Why do we insist on existing under this generalized label? Because it makes us sound important, smarter than the average wrestling fan? Because being a fan equals being a mark, perhaps? Heaven forbid any of us accept the role that the basic pro wrestling audience has played since the day the business began. No, again, we’re all much too smart, much too informed, to simply just sit there and enjoy the show. That’s something all of those clueless kids who cheer for Cena do, right?
This newly evolved era of the “smart mark,” another cute term by the way, has caused promoters to change the way they do business. Changing plans at the last minute, veering left in the middle of a storyline when they should have went right, all in an effort to keep the rabid “IWC” at bay.
After all, if everyone already knows the outcome of every event, then why even go? Why watch on TV? The secretive nature of pro wrestling that made it work for so long has been all but completely destroyed, disassembled by the very people who made it famous to begin with, all for the sake of being smarter than the next guy.
Of course, some of us have gained our knowledge of the business by actually being in the business. We understand the elements that go into a successful program, and what it takes to entertain the fans in attendance.
But as a whole, the fan base of professional wrestling, in our insatiable need to be informed, have ruined the otherwise dramatic moments that now occur, and have taken all the fun out of the presentation.
How many people actually read the last page of a novel first? How many more demand to know the secret of Criss Angel’s illusion before they even see it? How many people go online and read every minute detail of The Expendables before they go to the theater?
This is what pro wrestling fans do. We absolutely cannot stand to be in the dark on any event that’s taking place. We have to be “in the know” on every aspect of the business. Our collective ability to suspend our disbelief in what we’re seeing, and just enjoy the show, is all but gone.
By the time the majority of the crowd watching a pay-per-view sits down with their nachos, they already have a pretty good idea who’s winning and losing, what storyline may begin or end, and what surprise wrestler may be returning that night. Where is the fun in that?
The typical pro wrestling audience, circa 1986, allowed themselves to get sucked into what they were watching. The obvious reason is that a large majority of that audience still believed that what they were seeing was actually happening.
The Internet did not exist then; the proverbial cat had not yet been let out of the bag.
The whole world was not privy to the backstage reality of a promotion the way we are now. Of course, a lot of people bought into the drama they were witnessing. They simply weren’t as informed as we are. Right?

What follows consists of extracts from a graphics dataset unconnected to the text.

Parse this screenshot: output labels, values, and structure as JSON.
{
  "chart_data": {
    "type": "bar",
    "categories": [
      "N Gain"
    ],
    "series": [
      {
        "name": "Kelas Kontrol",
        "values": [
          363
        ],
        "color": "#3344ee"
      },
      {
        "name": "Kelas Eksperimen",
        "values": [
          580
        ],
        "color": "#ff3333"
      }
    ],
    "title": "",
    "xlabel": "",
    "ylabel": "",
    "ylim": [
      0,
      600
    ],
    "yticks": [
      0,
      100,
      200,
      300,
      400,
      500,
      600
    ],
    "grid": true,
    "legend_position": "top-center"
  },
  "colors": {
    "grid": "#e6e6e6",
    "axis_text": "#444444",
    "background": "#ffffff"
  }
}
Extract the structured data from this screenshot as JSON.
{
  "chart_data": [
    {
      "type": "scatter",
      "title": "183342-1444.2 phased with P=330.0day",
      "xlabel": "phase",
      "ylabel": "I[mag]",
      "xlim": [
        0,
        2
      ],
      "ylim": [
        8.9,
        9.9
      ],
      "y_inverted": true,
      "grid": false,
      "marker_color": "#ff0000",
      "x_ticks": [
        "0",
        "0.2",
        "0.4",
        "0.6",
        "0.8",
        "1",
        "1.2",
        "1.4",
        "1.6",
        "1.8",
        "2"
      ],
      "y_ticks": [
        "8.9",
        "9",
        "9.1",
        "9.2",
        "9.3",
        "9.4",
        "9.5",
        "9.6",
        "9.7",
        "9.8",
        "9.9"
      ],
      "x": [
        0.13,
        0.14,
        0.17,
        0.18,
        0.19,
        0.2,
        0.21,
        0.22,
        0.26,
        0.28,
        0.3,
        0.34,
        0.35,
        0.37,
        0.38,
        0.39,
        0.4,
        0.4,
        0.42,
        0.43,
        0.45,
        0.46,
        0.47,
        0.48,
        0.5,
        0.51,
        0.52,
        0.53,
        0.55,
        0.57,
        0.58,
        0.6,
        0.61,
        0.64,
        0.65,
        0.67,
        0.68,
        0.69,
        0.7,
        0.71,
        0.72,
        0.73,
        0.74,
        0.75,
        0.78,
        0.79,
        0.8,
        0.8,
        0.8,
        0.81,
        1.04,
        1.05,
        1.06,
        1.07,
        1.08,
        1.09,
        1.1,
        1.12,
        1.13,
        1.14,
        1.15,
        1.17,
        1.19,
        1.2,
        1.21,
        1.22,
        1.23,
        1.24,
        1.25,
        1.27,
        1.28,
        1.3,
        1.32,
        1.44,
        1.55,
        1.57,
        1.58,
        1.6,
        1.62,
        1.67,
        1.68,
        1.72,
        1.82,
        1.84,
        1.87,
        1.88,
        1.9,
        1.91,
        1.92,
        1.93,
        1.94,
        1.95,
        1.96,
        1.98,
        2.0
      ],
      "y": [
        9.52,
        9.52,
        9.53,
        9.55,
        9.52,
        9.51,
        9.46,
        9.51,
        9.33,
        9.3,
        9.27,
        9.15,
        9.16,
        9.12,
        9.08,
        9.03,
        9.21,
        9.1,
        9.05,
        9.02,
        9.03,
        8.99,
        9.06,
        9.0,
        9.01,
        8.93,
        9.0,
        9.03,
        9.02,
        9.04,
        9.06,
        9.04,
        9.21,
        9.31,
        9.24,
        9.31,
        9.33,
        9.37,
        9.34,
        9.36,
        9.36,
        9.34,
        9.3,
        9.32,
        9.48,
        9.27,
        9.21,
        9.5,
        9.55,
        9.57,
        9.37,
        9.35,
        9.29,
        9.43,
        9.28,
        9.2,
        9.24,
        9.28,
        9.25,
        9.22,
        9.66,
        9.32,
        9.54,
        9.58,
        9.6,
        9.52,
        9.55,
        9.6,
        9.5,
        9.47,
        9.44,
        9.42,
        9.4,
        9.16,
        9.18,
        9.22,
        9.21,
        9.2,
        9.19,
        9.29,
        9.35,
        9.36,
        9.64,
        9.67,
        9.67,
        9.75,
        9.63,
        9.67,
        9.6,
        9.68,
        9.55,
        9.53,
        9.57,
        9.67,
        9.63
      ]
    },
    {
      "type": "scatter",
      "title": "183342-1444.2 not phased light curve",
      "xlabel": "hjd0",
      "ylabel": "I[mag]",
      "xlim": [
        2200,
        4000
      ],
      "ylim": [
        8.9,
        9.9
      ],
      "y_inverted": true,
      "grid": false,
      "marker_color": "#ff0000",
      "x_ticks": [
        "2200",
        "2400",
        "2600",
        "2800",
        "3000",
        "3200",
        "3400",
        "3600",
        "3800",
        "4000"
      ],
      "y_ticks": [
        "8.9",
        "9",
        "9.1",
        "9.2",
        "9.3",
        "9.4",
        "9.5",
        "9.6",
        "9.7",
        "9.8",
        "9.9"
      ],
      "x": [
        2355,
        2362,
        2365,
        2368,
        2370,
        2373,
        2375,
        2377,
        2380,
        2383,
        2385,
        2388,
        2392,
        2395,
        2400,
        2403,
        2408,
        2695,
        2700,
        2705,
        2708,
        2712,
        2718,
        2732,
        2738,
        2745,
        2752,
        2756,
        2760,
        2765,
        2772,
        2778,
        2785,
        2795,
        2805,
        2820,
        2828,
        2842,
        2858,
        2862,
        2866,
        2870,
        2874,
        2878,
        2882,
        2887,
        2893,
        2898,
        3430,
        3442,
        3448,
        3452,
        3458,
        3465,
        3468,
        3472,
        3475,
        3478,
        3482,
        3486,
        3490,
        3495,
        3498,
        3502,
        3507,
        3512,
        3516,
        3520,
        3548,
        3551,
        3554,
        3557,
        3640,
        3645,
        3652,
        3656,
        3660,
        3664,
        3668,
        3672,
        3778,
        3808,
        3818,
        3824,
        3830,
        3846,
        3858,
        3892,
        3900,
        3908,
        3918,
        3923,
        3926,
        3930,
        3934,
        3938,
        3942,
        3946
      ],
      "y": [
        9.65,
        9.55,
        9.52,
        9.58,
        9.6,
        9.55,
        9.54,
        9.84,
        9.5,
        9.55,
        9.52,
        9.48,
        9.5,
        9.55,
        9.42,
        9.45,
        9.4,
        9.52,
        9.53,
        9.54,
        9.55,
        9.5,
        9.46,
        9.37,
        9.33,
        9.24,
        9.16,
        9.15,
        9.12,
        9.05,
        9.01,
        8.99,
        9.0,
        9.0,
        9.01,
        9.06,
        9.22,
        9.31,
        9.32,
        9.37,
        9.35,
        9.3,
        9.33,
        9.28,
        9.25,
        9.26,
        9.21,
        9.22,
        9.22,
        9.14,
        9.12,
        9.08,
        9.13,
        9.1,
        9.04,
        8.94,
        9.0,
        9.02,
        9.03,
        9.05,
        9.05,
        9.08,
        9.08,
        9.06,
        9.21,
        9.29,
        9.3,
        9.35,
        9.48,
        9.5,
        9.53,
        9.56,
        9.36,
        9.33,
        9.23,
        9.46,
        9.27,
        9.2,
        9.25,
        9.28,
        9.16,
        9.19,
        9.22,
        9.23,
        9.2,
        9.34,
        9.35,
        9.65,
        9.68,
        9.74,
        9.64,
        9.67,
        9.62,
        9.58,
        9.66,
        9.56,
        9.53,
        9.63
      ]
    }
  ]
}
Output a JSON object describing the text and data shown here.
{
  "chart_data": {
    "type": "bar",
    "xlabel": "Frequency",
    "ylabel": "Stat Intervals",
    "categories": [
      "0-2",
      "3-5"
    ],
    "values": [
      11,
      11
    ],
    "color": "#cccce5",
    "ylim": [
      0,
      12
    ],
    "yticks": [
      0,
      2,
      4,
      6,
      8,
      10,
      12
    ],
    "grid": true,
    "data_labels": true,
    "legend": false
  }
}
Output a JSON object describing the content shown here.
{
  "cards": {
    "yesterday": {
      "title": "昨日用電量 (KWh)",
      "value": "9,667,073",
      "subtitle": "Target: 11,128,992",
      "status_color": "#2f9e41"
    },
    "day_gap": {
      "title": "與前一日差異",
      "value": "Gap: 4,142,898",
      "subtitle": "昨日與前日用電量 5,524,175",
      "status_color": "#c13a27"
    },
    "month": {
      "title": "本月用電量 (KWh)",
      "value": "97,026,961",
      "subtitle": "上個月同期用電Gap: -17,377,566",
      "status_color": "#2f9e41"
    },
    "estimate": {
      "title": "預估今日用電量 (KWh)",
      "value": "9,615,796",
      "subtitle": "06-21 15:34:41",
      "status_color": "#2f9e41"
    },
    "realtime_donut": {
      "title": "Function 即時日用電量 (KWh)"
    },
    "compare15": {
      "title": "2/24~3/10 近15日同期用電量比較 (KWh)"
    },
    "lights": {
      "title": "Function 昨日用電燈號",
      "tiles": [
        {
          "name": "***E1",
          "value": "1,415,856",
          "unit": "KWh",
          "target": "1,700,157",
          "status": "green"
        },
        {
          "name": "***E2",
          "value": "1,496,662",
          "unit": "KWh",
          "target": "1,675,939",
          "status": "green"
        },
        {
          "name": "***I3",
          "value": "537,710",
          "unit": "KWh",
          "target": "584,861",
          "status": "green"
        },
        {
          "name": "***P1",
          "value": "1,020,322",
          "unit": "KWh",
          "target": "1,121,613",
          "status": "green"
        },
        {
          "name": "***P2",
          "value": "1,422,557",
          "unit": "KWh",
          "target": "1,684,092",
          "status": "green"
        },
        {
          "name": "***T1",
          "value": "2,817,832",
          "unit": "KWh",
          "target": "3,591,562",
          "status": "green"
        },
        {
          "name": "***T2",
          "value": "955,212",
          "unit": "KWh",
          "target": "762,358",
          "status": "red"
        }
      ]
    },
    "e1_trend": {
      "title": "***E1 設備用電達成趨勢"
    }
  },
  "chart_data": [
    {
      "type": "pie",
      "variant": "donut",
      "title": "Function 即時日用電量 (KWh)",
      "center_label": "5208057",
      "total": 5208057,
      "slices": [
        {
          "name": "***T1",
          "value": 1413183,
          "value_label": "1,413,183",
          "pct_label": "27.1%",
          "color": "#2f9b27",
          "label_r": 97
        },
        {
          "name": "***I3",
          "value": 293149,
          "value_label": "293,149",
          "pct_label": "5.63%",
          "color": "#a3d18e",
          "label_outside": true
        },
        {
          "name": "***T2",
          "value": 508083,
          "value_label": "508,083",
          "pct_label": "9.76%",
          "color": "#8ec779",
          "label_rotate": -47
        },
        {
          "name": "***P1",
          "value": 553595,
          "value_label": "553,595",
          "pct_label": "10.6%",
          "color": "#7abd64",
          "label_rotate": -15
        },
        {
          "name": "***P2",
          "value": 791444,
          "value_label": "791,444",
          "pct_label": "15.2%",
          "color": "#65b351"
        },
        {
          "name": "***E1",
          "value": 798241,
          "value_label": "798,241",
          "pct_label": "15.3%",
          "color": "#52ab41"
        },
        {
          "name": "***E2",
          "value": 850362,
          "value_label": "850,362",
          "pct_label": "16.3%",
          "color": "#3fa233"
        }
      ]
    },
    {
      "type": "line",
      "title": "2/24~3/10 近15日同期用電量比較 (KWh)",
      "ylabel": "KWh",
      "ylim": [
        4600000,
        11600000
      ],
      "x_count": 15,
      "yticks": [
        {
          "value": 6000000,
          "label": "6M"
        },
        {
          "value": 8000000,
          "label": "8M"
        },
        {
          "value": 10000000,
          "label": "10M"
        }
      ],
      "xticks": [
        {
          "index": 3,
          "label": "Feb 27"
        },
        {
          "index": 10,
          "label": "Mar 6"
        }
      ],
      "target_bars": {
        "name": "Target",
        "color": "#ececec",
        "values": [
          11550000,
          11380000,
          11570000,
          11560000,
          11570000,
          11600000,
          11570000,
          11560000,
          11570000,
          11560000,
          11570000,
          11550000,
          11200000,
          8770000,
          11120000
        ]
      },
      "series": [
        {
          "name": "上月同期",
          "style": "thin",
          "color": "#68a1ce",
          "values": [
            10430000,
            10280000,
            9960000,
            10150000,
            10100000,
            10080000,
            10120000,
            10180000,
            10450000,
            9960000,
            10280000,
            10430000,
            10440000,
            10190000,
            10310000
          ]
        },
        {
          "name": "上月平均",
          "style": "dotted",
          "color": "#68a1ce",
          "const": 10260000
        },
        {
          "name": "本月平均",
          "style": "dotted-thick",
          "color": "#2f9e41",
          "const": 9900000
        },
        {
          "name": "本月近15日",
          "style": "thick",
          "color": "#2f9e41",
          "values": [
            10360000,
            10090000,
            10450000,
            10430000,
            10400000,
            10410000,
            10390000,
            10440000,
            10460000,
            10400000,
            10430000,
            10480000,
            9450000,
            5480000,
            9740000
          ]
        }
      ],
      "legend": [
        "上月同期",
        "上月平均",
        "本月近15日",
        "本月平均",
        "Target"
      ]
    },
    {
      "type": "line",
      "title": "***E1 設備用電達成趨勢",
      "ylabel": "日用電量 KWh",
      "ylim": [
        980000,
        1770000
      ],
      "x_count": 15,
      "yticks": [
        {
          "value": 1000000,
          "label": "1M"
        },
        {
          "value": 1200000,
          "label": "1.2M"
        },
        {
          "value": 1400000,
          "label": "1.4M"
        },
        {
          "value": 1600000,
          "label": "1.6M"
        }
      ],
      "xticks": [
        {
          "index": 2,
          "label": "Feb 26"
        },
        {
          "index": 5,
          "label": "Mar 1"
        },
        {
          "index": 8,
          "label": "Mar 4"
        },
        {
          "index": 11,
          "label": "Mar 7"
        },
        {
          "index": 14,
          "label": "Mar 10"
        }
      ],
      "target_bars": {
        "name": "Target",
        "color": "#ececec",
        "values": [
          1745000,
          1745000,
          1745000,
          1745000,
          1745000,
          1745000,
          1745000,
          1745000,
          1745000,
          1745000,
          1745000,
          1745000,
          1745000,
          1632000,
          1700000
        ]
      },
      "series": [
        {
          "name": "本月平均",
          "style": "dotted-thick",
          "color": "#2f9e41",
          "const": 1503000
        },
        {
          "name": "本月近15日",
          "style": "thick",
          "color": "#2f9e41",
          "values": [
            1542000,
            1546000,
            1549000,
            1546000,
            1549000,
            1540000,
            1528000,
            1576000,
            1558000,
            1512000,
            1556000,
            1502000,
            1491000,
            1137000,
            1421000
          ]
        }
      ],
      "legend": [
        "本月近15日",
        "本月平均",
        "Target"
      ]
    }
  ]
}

But the truth is, that no, not everyone believed that The Horsemen really broke Dusty’s arm in a parking lot. When Ron Garvin caught a “fireball” in the face from Jim Cornette, any fan who knew what he was looking at, could plainly see that it was nothing more than flash paper.
So, no, not everyone in the crowd was a mark who believed everything that was fed to them. But, those fans chose to ignore the truth. Why?
Because the purpose of the business, the entire thing from one end to the other, is meant to, for lack of a better word, entertain.
Fans 30 years ago didn’t care about all of the backstage goings on. It was widely known, that while often times heels would only travel with heels, that the majority of these guys were friends behind the scenes. Again, none of that mattered.
What mattered was the in-ring action. The feuds, the matches, the storyline…the drama. That’s what kept fans tuning in and buying tickets.
At some point, we each need to decide if we are to continue with our pretentious collection of knowledge, that causes us to needlessly bicker back and forth, or if we can just let all of that go, if only for a moment, to appreciate the sport we all love.
Yes, it is our fault that its not as fun as it used to be. No, its not too late to change it. Hopefully, we’re not too smart to realize that.